Nope. Kim makes references to both her "Momager" and "Yeezus" throughout the game, but you don't actually get to pal around with Scott Disick or Khloe Kardashian. That would actually be a much better game.
IS KIM REALLY TRYING TO SUGGEST SHE WORKS THIS HARD?
Ugh, when I finish a modeling job and Simon (my manager) calls me with another job, I get so annoyed. I don't know if this is Kim trying to say she does the same, but I just don't buy it. What I'd love to happen is to get a mani-pedi after a tough job, like I'm sure Kim does in real life.
HOW DO YOU GET MORE K STARS WITHOUT PAYING?
Star points are impossibly hard to earn. I can't tell you how many times I had to breakup with my girlfriend because I didn't have enough star koins to "charm" her into staying with me. (Yes, this game does, at least, let you date whichever gender you want.)

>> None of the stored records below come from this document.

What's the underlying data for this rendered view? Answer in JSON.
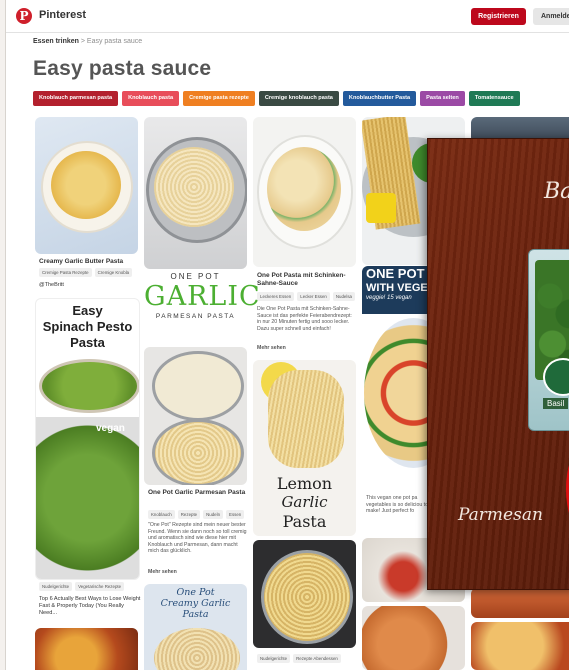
{
  "header": {
    "brand": "Pinterest",
    "register": "Registrieren",
    "login": "Anmelden"
  },
  "breadcrumb": {
    "parent": "Essen trinken",
    "separator": " > ",
    "current": "Easy pasta sauce"
  },
  "page_title": "Easy pasta sauce",
  "chips": [
    {
      "label": "Knoblauch parmesan pasta",
      "color": "#b3202d"
    },
    {
      "label": "Knoblauch pasta",
      "color": "#e84d5a"
    },
    {
      "label": "Cremige pasta rezepte",
      "color": "#ef7f21"
    },
    {
      "label": "Cremige knoblauch pasta",
      "color": "#3a4a43"
    },
    {
      "label": "Knoblauchbutter Pasta",
      "color": "#235a9c"
    },
    {
      "label": "Pasta selten",
      "color": "#9b4aa5"
    },
    {
      "label": "Tomatensauce",
      "color": "#1f7a55"
    }
  ],
  "pins": {
    "p1": {
      "title": "Creamy Garlic Butter Pasta",
      "tags": [
        "Cremige Pasta Rezepte",
        "Cremige Knobla"
      ],
      "by": "TheBritt"
    },
    "p2": {
      "img": [
        "Easy",
        "Spinach Pesto",
        "Pasta"
      ],
      "img2": "vegan",
      "tags": [
        "Nudelgerichte",
        "Vegetarische Rezepte"
      ],
      "title": "Top 6 Actually Best Ways to Lose Weight Fast & Properly Today (You Really Need..."
    },
    "p3": {
      "img": [
        "ONE POT",
        "GARLIC",
        "PARMESAN PASTA"
      ],
      "title": "One Pot Garlic Parmesan Pasta",
      "tags": [
        "Knoblauch",
        "Rezepte",
        "Nudeln",
        "Essen"
      ],
      "desc": "\"One Pot\" Rezepte sind mein neuer bester Freund. Wenn sie dann noch so toll cremig und aromatisch sind wie diese hier mit Knoblauch und Parmesan, dann macht mich das glücklich.",
      "more": "Mehr sehen"
    },
    "p3b": {
      "img": [
        "One Pot",
        "Creamy Garlic",
        "Pasta"
      ]
    },
    "p4": {
      "title": "One Pot Pasta mit Schinken-Sahne-Sauce",
      "tags": [
        "Leckeres Essen",
        "Lecker Essen",
        "Nudelsa"
      ],
      "desc": "Die One Pot Pasta mit Schinken-Sahne-Sauce ist das perfekte Feierabendrezept: in nur 20 Minuten fertig und sooo lecker. Dazu super schnell und einfach!",
      "more": "Mehr sehen"
    },
    "p4b": {
      "img": [
        "Lemon",
        "Garlic",
        "Pasta"
      ],
      "tags": [
        "Nudelgerichte",
        "Rezepte Abendessen"
      ]
    },
    "p5": {
      "img": [
        "ONE POT PA",
        "WITH VEGE",
        "veggie! 15 vegan"
      ],
      "desc": "This vegan one pot pa vegetables is so deliciou to make! Just perfect fo"
    }
  },
  "overlay": {
    "script_top": "Ba",
    "script_bottom": "Parmesan",
    "pack_label": "Basil"
  }
}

While you do get one every time you level up, you can get more for free by clicking the plus sign next to the stars. But instead of buying any, click "get free stars." I recommend you watch the 30 second ads to get the points because if you fill out the "other offers," your email will get sold to a bunch of random ad companies and you will regret everything.
IS BUYING A CAT WORTH IT?
No. Forking over 20 star points to this stray cat was one of the worst decisions I made in the game. Yeah, it gives you energy if you pet it, but only once, like, every six hours or something. Those random street pigeons are more helpful, and I didn't have to pay shit for them.

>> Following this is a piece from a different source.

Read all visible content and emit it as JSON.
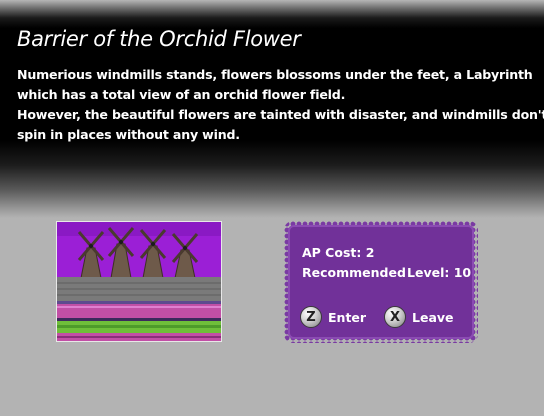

WHAT HAPPENS WHEN YOU HIT THE A-LIST?
Not a whole lot. You keep playing the game until you get tired of it and delete it off your phone, I presume. The jobs you get are more high profile and Kim hangs out with you a little more, though. Oh, and all the nobodies you meet in bars want your number.
CAN YOU GET MARRIED?
To be honest, I've never stuck around in a relationship long enough to see, because dating costs too much money and energy. But I'm guessing you cannot. Planning an A-List wedding would be a cool feature, though. Someone tell Kim's design team.
WHY ARE DATES SO RUDE?
Seriously though, I have to foot the whole bill of our date, so why are you dissing my outfit? Turns out that if you wear an outfit with a gold heart on a date, you'll get a compliment and probably a point bonus. Same goes for the gold stars on jobs.

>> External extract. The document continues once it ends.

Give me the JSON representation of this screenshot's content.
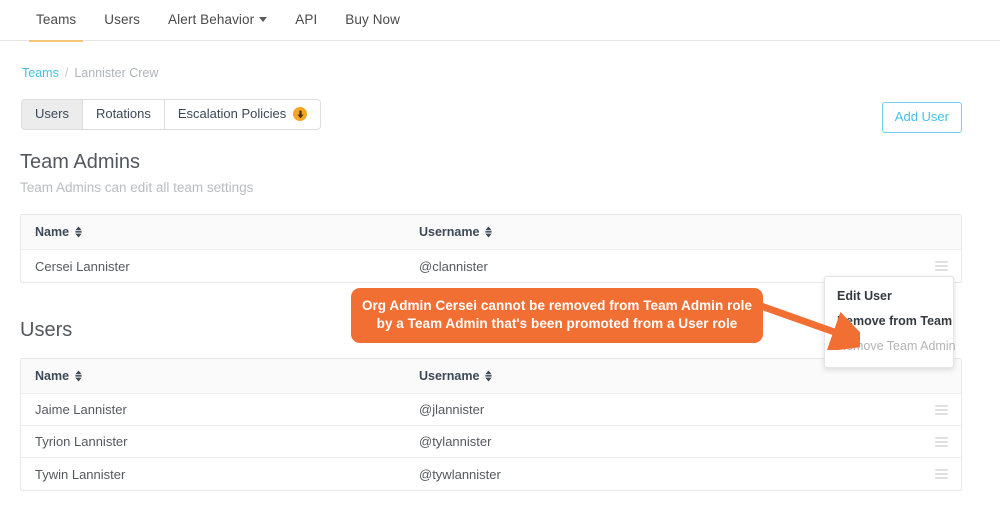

Basically, the intention is to keep you buying clothes because you're a star, and you can't wear the same thing more than once. (Bah, has Kim never heard of style maven Kate Middleton, Queen of Recycling Outfits?)
DO ANY OF KIM'S FAMILY MEMBERS REALLY PLAY?
Yep. Lil' sis Kylie Jenner is just as addicted as I. But she's cooler, because she can actually afford to pay real money for stars and have a better dressed avatar. Sigh. Even in the digital world I'm lamer than the Kardashian/Jenner fam.
WHAT'S WITH THESE PRICES?
You can fly to Miami for $15 but it costs $20 to take a bus to Calabasas. This is also a world where a plain sweater is $1,100. No thanks, instead I'll just fly to Miami 73 times, please.
WHO IS WILLOW PAPE SUPPOSED TO BE?
My in-game nemesis Willow Pape is totally obsessed with me because she thinks I hit on her boyfriend. I didn't BTW. I have an in-game girlfriend. (For now, until it costs too much to keep dating her.) Regardless, Willow has it out for me and she reminds me a lot of a certain other celebrity. *Cough cough* Paris Hilton, who also threw a lot of shade Kim's way.
WHERE IS KIM ON THE RANKINGS LIST?
I'm #1 in the game, which means I beat Willow (hah!) but where is Kim on the rankings? Did I beat her, too? Is she not on there at all because she's the perma-fairest of them all? Ugh, I just want to beat Kim at her own game, is that so much to ask?
WHY DID KIM WANT YOU TO LOOK LIKE AN ASS ON YOUR BIRTHDAY?
I know, right? That dress was ugly and I was way overdressed for my party because I was in a floor length gown and Kim showed up to my party in leather jogging pants. Kanye West strikes again!
So there you have it. That is my brain on Kardashian. Now if you'll excuse me, I have a photo shoot I need to finish.